InteRACT: Transformer Models for Human Intent Prediction Conditioned on Robot Actions
Kushal Kedia, Atiksh Bhardwaj, Prithwish Dan, Sanjiban Choudhury
TL;DR
InteRACT tackles the problem of predicting a human partner's future intent in collaborative manipulation by conditioning the prediction on the robot's planned actions. It uses a transformer-based architecture pre-trained on large-scale human-human data and transferred to human-robot data through a representation-alignment scheme, aided by a tele-operated paired dataset CoMaD. The approach introduces an action-conditioned decoding mechanism and two alignment losses to bridge human and robot representations, demonstrating improved accuracy over marginal baselines in both human-human and human-robot tasks and enabling safer, more proactive robot planning. The work contributes a novel dataset, an effective transfer learning pipeline, and practical insights for coordinating human-robot teams in real-world manipulation tasks.
Abstract
In collaborative human-robot manipulation, a robot must predict human intents and adapt its actions accordingly to smoothly execute tasks.
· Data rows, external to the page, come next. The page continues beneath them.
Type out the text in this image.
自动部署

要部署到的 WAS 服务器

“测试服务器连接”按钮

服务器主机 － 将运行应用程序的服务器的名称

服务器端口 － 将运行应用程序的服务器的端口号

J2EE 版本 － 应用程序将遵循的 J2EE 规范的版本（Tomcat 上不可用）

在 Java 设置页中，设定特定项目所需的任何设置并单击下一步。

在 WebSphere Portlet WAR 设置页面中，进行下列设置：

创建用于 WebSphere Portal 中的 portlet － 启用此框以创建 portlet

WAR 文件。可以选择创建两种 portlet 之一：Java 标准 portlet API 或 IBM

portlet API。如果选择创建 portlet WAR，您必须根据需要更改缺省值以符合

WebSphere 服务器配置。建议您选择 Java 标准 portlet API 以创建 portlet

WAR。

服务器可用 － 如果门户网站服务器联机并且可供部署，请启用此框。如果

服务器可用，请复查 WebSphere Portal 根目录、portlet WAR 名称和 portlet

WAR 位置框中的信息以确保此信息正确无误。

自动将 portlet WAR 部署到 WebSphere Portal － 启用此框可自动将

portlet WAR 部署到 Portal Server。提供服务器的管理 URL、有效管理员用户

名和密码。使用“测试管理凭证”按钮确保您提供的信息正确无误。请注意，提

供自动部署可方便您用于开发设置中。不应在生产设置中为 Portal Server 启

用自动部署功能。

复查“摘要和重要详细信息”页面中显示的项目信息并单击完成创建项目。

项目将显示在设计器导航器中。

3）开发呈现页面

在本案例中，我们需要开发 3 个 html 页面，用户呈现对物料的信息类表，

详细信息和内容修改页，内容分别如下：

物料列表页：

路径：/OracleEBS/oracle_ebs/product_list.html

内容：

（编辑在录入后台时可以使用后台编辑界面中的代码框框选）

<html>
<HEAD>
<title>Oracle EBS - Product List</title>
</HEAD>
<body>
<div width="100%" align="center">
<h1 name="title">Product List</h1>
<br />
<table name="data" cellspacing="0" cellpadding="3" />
However, the human's intent in turn depends on actions the robot takes, creating a chicken-or-egg problem. Prior methods ignore such inter-dependency and instead train marginal intent prediction models independent of robot actions. This is because training conditional models is hard given a lack of paired human-robot interaction datasets. Can we instead leverage large-scale human-human interaction data that is more easily accessible? Our key insight is to exploit a correspondence between human and robot actions that enables transfer learning from human-human to human-robot data. We propose a novel architecture, InteRACT, that pre-trains a conditional intent prediction model on large human-human datasets and fine-tunes on a small human-robot dataset. We evaluate on a set of real-world collaborative human-robot manipulation tasks and show that our conditional model improves over various marginal baselines. We also introduce new techniques to tele-operate a 7-DoF robot arm and collect a diverse range of human-robot collaborative manipulation data, which we open-source.